Sample Logs I Don't Want to Alert On (Downtime <5min)
Jan 28 06:40:03 example-ltm Jan 28 06:40:03 slot2/example-ltm notice mcpd[4907]: 01070638:5: Pool /Common/Exchange_ad_pool member /Common/exampleServer:4169 monitor status down. [ /Common/Exchange_ad_http_monitor: down ] [ was up for 125hrs:23mins:32sec ]
Jan 28 06:40:22 example-ltm Jan 28 06:40:22 slot2/example-ltm notice mcpd[4907]: 01070727:5: Pool /Common/Exchange_ad_pool member /Common/exampleServer:4169 monitor status up. [ /Common/Exchange_ad_http_monitor: up ] [ was down for 0hr:0min:19sec ]
Sample Logs I Do Want to Alert On (Downtime >5min)
Jan 28 08:32:23 example-ltm Jan 28 08:32:23 slot2/example-ltm notice mcpd[4907]: 01070638:5: Pool /Common/Exchange_ad_pool member /Common/exampleServer:4169 monitor status down. [ /Common/Exchange_ad_http_monitor: down ] [ was node down for 0hr:0min:14sec ]

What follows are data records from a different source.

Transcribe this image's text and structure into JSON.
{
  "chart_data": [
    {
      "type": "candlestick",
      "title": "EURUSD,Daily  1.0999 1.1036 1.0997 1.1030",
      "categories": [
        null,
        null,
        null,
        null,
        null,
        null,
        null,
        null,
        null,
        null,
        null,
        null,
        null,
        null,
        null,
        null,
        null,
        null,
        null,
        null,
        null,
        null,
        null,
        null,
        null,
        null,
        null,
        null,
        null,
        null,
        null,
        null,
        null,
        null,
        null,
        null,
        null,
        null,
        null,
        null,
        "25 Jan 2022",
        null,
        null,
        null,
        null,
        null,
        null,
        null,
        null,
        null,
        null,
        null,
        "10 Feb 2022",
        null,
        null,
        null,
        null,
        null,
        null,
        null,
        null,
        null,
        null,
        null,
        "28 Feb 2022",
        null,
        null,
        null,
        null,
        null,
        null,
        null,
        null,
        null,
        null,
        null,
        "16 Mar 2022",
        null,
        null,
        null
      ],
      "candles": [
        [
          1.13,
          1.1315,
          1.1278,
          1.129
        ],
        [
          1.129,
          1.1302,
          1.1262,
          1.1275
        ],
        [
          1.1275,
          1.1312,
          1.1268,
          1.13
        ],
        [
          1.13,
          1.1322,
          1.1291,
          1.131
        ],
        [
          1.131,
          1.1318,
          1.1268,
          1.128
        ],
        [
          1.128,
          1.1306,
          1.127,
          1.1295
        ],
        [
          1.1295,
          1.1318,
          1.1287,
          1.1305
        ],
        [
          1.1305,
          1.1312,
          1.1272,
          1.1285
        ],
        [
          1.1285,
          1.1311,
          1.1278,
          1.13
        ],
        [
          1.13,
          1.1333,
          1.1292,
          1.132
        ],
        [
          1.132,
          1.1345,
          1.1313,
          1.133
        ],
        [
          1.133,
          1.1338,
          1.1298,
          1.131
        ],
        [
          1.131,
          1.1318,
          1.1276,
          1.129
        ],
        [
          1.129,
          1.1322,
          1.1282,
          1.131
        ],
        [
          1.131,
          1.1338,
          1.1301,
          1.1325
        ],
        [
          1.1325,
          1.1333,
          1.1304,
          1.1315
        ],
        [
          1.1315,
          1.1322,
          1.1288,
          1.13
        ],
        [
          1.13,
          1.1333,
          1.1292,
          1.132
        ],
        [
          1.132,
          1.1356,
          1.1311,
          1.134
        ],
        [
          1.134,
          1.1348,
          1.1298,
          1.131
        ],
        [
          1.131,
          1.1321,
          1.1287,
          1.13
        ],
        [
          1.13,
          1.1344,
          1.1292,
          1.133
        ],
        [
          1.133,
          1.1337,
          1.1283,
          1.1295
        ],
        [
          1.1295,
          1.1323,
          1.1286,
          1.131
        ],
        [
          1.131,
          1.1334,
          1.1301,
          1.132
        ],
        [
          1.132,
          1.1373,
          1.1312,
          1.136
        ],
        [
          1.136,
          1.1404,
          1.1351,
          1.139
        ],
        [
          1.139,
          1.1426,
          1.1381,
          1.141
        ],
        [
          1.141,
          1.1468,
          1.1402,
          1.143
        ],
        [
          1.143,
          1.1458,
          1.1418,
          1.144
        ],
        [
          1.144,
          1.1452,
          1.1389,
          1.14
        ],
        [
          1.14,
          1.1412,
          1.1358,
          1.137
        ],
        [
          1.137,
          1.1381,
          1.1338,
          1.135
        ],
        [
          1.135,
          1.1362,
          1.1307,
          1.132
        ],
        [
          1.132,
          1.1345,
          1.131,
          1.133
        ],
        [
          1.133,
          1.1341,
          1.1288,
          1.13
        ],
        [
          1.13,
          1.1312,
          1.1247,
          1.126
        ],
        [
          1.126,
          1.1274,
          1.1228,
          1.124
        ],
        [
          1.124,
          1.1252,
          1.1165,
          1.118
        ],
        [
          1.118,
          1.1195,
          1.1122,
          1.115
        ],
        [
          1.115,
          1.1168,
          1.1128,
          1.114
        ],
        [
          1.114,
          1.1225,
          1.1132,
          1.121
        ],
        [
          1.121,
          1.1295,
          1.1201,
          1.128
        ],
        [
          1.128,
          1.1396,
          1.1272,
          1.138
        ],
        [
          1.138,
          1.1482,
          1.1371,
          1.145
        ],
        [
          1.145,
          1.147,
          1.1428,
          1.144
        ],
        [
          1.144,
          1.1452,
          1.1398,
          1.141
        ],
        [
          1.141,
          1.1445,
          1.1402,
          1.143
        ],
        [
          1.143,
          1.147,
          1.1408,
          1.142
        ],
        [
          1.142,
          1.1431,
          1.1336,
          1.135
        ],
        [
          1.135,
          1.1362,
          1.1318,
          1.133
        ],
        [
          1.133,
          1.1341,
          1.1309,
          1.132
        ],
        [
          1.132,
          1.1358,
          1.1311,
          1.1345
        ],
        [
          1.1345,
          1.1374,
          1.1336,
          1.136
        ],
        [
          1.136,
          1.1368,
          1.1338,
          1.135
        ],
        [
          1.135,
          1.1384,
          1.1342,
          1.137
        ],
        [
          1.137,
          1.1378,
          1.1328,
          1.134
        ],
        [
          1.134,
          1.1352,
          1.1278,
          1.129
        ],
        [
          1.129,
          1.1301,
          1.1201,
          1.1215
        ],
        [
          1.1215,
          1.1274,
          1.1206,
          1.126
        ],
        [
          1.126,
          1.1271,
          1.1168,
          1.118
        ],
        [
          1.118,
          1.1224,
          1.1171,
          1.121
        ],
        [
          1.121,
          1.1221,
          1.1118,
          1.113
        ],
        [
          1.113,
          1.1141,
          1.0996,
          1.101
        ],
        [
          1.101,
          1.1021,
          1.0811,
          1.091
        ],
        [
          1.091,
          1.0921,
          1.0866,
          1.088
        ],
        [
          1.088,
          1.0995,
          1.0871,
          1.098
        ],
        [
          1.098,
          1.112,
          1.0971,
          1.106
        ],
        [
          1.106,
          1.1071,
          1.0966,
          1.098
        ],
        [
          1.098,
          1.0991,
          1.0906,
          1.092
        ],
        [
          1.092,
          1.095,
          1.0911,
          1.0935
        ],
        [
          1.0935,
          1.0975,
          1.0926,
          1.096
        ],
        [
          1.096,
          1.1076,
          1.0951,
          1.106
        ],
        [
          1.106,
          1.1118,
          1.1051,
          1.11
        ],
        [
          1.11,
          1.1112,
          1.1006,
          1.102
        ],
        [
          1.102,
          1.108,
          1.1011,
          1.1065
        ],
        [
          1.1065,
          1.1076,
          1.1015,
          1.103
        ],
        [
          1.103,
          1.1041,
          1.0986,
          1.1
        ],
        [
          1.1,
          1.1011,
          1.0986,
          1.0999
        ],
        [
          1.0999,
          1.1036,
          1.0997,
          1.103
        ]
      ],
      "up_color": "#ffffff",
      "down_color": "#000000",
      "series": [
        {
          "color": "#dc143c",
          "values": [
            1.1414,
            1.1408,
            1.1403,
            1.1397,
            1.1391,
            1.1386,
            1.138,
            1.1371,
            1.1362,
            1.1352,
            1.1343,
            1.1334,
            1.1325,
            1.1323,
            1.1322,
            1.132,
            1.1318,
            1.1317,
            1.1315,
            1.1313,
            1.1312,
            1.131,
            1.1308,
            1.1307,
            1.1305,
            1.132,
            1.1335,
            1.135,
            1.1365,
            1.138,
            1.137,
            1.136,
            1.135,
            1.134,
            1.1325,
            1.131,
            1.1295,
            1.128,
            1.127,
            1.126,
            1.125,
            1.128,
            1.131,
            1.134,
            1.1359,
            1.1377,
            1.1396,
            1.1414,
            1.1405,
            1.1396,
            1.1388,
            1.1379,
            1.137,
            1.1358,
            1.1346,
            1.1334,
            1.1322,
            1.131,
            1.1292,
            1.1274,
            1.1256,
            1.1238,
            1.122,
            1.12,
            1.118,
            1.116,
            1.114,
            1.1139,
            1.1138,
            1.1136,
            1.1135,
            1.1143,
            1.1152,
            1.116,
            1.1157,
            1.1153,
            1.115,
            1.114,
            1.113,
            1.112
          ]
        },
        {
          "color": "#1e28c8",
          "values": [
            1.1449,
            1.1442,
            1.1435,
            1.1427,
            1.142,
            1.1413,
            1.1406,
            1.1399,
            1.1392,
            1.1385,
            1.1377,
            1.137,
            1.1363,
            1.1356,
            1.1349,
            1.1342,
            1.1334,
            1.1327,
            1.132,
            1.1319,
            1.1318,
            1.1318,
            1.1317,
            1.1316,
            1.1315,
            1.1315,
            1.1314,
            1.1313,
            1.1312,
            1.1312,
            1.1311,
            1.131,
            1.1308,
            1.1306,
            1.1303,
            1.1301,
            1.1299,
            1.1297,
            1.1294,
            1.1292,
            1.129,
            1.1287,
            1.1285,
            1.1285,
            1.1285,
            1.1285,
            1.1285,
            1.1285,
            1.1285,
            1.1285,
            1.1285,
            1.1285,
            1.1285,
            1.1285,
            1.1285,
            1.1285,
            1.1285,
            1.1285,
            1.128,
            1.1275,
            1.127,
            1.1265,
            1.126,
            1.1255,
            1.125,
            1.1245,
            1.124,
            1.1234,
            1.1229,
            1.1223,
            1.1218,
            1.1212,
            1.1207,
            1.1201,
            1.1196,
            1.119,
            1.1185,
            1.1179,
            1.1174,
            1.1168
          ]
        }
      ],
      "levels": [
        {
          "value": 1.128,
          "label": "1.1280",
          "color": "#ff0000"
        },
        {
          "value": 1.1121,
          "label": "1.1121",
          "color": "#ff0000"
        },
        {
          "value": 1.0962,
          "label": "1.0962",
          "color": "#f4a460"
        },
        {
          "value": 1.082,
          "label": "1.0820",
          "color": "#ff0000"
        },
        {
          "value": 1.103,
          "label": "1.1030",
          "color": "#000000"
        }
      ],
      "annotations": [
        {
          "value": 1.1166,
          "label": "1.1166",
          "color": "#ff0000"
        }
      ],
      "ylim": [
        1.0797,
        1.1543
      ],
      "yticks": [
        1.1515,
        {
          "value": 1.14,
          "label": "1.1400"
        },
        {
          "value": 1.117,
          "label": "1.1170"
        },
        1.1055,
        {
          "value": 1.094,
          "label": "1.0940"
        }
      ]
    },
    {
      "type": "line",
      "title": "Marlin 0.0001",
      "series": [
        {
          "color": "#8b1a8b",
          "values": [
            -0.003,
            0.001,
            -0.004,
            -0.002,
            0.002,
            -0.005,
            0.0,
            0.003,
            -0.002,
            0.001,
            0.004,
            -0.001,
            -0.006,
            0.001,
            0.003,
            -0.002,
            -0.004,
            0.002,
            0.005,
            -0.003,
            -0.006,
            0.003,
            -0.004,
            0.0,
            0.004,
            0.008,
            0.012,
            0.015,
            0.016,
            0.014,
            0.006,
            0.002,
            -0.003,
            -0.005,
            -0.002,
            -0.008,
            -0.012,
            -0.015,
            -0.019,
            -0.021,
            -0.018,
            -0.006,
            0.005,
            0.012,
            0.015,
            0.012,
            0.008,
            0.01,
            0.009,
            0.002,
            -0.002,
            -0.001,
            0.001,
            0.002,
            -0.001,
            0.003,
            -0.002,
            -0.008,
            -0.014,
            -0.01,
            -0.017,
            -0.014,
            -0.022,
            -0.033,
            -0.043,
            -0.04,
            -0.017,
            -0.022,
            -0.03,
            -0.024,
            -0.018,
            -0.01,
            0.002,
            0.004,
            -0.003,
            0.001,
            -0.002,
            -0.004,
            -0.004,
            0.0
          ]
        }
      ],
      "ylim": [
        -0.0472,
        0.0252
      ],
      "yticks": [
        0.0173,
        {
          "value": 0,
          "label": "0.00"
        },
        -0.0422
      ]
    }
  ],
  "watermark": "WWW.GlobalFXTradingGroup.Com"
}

Jan 28 08:36:03 example-ltm Jan 28 08:50:03 slot2/example-ltm notice mcpd[4907]: 01070727:5: Pool /Common/Exchange_ad_pool member /Common/exampleServer:4169 monitor status up. [ /Common/Exchange_ad_http_monitor: up ] [ was down for 0hr:3mins:40sec ]

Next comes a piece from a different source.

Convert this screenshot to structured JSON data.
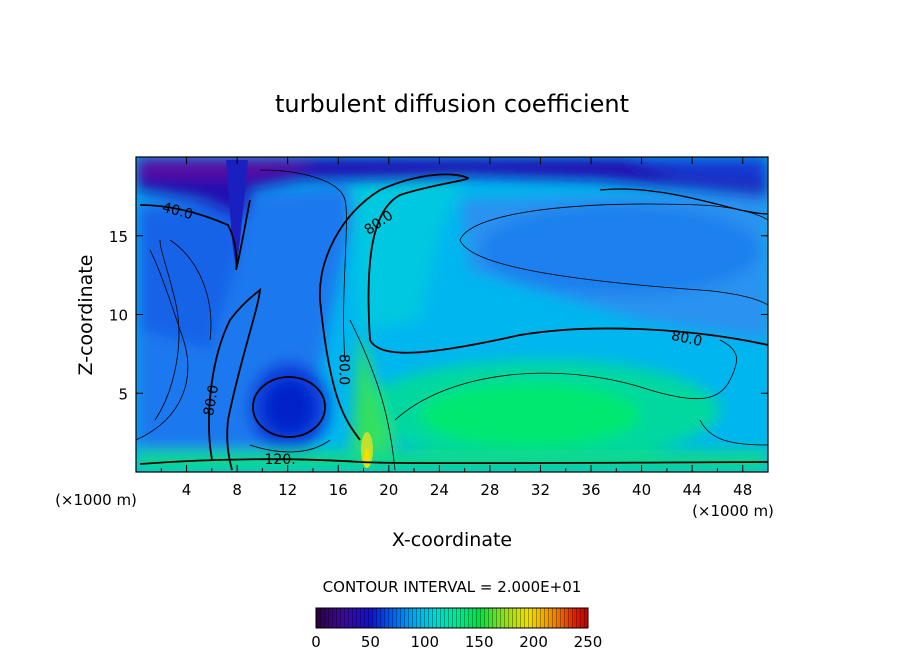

It's important to note that I don't want to wait for the "up" syslog message. In other words, if I see a "down" message but not an "up" message within 5min, alert me. Since we have many pools, members and LTM's (hosts), I'm using the transaction command below to group the transactions by these but I want to start the transaction where it went down (did field extractions already for up/down status) and then complete it when up. Thing is I don't know how to complete it or alert me if I don't get an "up" message after 5min. For what it's worth, here's my search below
Splunk Sample Search (Incorrect)
tag=ltm "monitor status" NOT ("monitor status node" OR "Node \/Common*") | transaction f5_pool_name host f5_pool_member startswith(f5_member_status=down) endswith(f5_monitor_status=up) maxspan=5min keeporphans=true
Just want to get alerted if no "up" in the transaction in 5min.
Try this:
tag=ltm "monitor status" NOT ("monitor status node" OR "Node \/Common*") | streamstats current=f last(_time) AS prevTime BY f5_pool_name host f5_pool_member | dedup f5_pool_name host f5_pool_member | eval spanSeconds=_time-prevTime | where (f5_member_status="down" AND (now()-_time) >=300) OR (f5_member_status="up" AND spanSeconds>=300)

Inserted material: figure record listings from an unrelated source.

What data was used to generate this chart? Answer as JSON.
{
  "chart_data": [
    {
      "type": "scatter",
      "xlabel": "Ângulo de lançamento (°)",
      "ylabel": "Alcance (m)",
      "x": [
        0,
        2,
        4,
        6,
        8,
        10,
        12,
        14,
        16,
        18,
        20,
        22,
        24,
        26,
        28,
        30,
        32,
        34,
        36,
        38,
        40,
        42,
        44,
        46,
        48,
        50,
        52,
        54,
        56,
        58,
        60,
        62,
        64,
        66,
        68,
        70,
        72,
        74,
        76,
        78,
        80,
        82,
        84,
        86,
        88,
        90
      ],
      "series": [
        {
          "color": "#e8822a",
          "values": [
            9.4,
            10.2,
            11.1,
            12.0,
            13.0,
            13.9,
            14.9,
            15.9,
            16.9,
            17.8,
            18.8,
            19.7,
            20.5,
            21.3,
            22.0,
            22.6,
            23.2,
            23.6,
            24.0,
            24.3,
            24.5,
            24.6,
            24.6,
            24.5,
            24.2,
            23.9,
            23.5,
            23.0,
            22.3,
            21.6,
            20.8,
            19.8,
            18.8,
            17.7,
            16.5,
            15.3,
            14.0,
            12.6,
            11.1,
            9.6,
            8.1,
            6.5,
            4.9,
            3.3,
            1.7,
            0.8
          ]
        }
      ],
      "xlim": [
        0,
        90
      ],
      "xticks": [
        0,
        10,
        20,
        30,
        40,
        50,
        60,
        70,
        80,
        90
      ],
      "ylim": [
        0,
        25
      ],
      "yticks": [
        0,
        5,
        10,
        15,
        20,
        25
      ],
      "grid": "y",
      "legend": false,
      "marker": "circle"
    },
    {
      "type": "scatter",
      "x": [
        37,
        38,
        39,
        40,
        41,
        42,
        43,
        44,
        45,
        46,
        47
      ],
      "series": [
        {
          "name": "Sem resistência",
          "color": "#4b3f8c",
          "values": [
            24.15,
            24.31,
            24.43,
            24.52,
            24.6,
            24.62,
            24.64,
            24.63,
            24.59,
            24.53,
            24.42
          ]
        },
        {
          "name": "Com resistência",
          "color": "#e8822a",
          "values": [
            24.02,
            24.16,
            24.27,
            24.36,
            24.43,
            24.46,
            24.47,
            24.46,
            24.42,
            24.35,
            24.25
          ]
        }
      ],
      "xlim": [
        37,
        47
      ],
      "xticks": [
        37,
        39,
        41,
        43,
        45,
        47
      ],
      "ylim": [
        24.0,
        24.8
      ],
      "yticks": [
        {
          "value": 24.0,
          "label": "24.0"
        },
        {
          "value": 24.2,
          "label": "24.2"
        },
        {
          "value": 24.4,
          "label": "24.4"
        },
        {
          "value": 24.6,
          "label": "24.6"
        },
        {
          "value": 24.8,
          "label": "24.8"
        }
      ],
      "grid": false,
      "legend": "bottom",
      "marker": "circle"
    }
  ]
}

I'm running Splunk 6.2.1 - maybe this is why but getting the following below for the search:
Error in 'streamstats' command: The argument 'prev(_time)' is invalid.
I had a typo; try it now.
No syntax issue now but search comes back instantly with no results even over a 30 day period when usually it takes a bit of time to run.
Perhaps a field name has a typo or something. Pull off everything after the last pipe, one by one, until you get sensible data and then go back the other way fixing the typo. The logic all looks good to me.
Did you get this to work?
Any luck with this alert? We are trying to do the same thing, but we're getting tripped up on the search.
Thanks
None yet. I tried working with support on this awhile back but was on an older version of Splunk but can't say for sure it was a bug or not. For w/e reason I just couldn't make the command work - probably my search string. If you ever get it to work reliably, let me know!!! I've had to move on to other things so didn't get back to TSing this anymore.